Gates: the Anti-Rumsfeld?

In a recent report on the German media’s coverage of Defense Secretary Robert Gates’ letter to the German defense minister, John Rosenthal noted that one German Green Party officials said Gates’ letter “represented a ‘relapse’ to the ‘Rumsfeld period.'”

Fred Kaplan’s must-read profile of Gates in Sunday’s New York Times magazine makes it clear just how inapt that comparison is. The traits that “distinguish Gates from his predecessor, Donald Rumsfeld,” according to Kaplan, are “caution as opposed to brashness, attention more to particulars than to grand theory and a view of history as a set of warning bells, not an outmoded mind-set to be transcended.”

Kaplan also shows how Gates has a much different, and more constructive, approach to getting things done in government. It seems he is much more effective in managing relations with the uniformed military, with Congress and with other agencies. This attention to what might be called office politics (in what is perhaps the biggest office in the world) has helped him institute change with less friction:

“It’s really important, if you want lasting change, to involve the professionals in the institution. Because then the solution, at the end of the day, is their solution, and they’re going to defend it once the person who initiated it is long gone. I think that a lot of people who come to government, often from business” — as Rumsfeld did, though Gates didn’t cite this example — “don’t understand how big public bureaucracies work and the capacity of the bureaucracy to outlast anybody.”

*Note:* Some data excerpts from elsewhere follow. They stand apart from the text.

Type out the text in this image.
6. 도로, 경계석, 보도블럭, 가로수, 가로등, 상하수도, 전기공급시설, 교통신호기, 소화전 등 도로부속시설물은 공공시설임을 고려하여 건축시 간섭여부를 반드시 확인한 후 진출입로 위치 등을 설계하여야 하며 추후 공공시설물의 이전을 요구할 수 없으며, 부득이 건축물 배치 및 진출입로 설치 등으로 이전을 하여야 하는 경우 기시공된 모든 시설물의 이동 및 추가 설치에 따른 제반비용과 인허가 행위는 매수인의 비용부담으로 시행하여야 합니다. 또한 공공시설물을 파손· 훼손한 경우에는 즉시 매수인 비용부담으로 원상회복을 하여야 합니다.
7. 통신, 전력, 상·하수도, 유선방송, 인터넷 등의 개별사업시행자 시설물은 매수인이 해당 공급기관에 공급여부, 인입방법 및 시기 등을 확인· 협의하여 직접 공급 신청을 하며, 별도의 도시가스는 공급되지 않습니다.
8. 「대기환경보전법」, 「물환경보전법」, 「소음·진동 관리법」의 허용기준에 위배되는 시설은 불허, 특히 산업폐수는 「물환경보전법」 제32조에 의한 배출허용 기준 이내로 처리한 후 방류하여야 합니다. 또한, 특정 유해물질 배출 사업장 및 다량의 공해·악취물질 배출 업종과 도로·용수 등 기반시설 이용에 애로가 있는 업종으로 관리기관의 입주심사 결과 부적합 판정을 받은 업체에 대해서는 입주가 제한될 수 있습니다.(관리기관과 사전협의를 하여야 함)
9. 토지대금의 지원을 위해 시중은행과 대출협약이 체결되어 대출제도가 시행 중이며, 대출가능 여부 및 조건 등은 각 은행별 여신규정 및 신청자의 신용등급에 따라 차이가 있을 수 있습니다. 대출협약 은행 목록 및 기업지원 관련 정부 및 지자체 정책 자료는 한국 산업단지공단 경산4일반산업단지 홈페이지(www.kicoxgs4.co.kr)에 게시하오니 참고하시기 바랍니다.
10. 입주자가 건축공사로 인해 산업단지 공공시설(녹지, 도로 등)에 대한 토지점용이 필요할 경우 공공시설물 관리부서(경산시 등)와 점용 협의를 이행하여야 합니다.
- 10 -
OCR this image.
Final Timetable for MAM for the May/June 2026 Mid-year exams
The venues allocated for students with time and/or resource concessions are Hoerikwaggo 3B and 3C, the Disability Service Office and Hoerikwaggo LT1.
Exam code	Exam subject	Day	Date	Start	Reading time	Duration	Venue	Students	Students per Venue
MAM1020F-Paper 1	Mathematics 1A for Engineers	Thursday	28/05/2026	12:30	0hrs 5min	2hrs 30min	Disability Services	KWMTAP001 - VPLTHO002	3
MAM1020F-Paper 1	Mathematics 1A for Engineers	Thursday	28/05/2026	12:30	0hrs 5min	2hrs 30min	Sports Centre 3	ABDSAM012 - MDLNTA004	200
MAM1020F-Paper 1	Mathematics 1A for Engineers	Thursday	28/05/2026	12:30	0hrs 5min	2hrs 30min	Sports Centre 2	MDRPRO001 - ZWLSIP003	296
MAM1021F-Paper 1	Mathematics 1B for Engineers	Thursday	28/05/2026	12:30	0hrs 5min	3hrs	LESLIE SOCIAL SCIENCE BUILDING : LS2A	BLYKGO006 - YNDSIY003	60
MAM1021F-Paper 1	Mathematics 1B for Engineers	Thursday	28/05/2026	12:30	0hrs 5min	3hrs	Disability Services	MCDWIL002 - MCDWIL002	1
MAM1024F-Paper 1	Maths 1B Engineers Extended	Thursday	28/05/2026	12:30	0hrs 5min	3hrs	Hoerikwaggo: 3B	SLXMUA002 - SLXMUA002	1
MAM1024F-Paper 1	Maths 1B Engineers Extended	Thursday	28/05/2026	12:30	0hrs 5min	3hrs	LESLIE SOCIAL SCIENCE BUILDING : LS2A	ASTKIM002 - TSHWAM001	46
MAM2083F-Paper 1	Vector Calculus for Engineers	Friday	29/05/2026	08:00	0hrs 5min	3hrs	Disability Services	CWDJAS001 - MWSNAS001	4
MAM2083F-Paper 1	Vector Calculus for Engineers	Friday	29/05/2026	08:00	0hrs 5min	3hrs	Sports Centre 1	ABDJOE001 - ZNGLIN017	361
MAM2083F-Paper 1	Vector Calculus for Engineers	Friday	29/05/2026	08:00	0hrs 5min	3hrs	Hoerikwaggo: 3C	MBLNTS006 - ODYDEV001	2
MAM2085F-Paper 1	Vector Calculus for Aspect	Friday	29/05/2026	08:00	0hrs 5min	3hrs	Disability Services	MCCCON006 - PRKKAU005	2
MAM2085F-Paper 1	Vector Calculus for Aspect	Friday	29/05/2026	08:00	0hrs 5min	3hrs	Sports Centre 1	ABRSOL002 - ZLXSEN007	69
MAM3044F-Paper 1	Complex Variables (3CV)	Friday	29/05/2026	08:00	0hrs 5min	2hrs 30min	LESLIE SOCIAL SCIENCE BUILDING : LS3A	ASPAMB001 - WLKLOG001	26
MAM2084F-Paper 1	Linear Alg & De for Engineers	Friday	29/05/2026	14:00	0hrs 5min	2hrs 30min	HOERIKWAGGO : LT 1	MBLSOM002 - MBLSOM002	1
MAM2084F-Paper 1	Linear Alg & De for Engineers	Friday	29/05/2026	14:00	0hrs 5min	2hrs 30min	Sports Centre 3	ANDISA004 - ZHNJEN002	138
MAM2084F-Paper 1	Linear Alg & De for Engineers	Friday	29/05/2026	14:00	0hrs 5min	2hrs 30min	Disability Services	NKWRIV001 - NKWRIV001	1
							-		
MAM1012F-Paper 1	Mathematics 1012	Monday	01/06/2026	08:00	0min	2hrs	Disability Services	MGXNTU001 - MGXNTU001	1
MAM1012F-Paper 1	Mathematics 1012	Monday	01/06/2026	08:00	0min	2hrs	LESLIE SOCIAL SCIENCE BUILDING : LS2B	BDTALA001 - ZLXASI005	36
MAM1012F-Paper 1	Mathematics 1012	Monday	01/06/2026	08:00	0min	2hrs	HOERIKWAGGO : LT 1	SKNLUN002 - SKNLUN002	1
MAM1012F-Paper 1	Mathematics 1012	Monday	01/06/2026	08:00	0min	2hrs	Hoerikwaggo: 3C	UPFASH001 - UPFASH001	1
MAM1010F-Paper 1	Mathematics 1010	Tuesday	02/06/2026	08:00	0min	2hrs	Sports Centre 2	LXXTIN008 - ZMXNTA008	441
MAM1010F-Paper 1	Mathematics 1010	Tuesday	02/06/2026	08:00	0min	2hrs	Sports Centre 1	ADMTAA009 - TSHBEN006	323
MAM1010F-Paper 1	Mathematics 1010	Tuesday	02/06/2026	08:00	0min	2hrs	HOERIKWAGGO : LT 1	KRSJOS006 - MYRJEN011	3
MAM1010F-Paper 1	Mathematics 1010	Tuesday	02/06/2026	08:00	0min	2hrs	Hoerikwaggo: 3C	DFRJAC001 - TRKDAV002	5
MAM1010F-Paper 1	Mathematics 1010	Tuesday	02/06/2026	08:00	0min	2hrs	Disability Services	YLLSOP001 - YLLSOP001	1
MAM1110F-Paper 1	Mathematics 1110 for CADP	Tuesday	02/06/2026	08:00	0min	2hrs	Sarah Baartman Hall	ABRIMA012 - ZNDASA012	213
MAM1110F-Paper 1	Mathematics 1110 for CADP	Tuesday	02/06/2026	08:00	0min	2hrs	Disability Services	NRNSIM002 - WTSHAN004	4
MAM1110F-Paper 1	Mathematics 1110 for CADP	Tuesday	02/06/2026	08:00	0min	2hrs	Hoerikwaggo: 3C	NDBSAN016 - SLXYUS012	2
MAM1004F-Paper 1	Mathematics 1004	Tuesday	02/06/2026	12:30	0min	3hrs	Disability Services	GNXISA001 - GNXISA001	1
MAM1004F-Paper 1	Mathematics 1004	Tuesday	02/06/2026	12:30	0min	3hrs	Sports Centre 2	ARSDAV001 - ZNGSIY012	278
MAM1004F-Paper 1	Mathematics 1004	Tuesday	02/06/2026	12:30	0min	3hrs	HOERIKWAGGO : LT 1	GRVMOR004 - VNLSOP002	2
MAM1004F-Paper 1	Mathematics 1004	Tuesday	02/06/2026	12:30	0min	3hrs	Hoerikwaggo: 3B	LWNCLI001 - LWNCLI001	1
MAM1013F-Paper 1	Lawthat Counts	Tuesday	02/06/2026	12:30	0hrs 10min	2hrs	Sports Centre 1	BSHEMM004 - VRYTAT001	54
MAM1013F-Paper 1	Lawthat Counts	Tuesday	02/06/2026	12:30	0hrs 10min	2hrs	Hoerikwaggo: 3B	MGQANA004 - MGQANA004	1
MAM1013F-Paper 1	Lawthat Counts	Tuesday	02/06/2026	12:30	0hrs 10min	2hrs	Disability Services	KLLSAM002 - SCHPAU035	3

Another anecdote from the Kaplan profile illustrates what we’ve identified previously as a major dysfunction of the early Bush administration: the tendency of Rumsfeld and others, with the seeming acquiescence of Bush, to undermine the entire U.S. foreign-policy-making process. The contribution of every element of U.S. national power to foreign policy is supposed to get coordinated and debated in the National Security Council. But this didn’t happen in the NSC under Rice, Kaplan reports:

During his confirmation hearings for defense secretary, Gates said that he had supported the invasion of Iraq in 2003. But when Mark Dayton, the Democratic senator from Minnesota, asked if he thought in retrospect that the war was now a mistake, Gates replied, “That’s a judgment the historians are going to have to make” — not a ringing endorsement, though also carefully ambiguous. In my two meetings with him, he declined to elaborate further. To Gates’s way of thinking, the question at this point is irrelevant. We are there. What do we do about it now?

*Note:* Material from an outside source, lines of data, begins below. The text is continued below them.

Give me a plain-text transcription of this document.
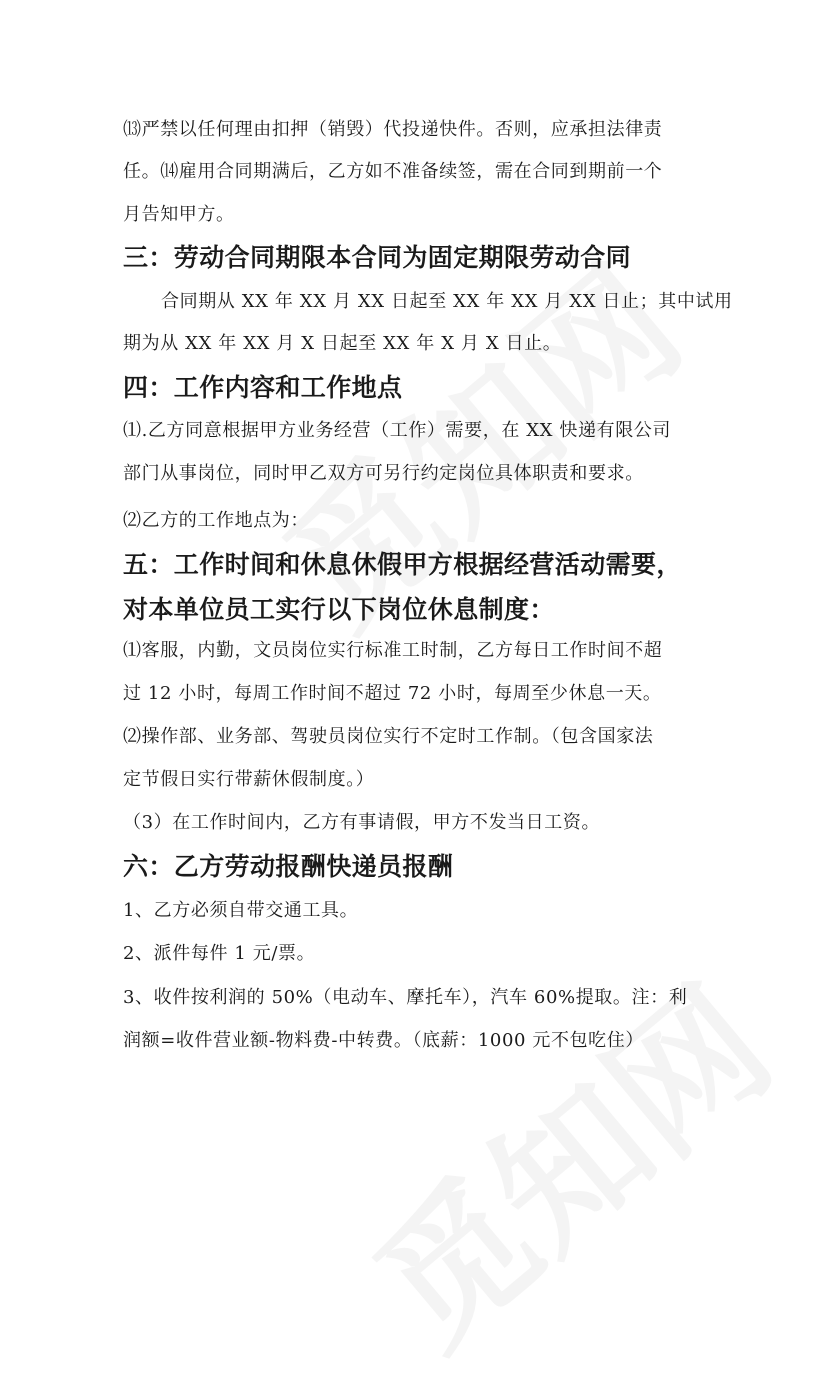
⒀严禁以任何理由扣押（销毁）代投递快件。否则，应承担法律责
任。⒁雇用合同期满后，乙方如不准备续签，需在合同到期前一个
月告知甲方。
三：劳动合同期限本合同为固定期限劳动合同
合同期从 XX 年 XX 月 XX 日起至 XX 年 XX 月 XX 日止；其中试用
期为从 XX 年 XX 月 X 日起至 XX 年 X 月 X 日止。
四：工作内容和工作地点
⑴.乙方同意根据甲方业务经营（工作）需要，在 XX 快递有限公司
部门从事岗位，同时甲乙双方可另行约定岗位具体职责和要求。
⑵乙方的工作地点为：
五：工作时间和休息休假甲方根据经营活动需要，
对本单位员工实行以下岗位休息制度：
⑴客服，内勤，文员岗位实行标准工时制，乙方每日工作时间不超
过 12 小时，每周工作时间不超过 72 小时，每周至少休息一天。
⑵操作部、业务部、驾驶员岗位实行不定时工作制。（包含国家法
定节假日实行带薪休假制度。）
（3）在工作时间内，乙方有事请假，甲方不发当日工资。
六：乙方劳动报酬快递员报酬
1、乙方必须自带交通工具。
2、派件每件 1 元/票。
3、收件按利润的 50%（电动车、摩托车），汽车 60%提取。注：利
润额=收件营业额-物料费-中转费。（底薪：1000 元不包吃住）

A debate on this question was held in the White House over a period of weeks last summer — and one noteworthy thing about it is that a debate took place at all. Rumsfeld rarely expressed his views during interagency meetings. In many instances, his frequent ally, Cheney, would present their side to Bush later, in private. After this pattern became clear, Colin Powell, the secretary of state during Bush’s first term, started occasionally resorting to the same tactic. All the major players were pushing their positions in end runs. Condoleezza Rice, then the national security adviser, lacked the ability to control them. Bush himself never laid down the law or demanded a stop to the game playing. As a result, on many vital issues, he never heard significant debate. Now, arguments are often carried out in front of the president, and Gates spends a lot of time at the White House, making sure his position is heard.

This dovetails with a lot of previous reporting on this seemingly esoteric but very important issue of the foreign policy process, including our own Roland Flamini’s highlighting of the testimony of former British Ambassador to the United States Sir Christopher Meyer.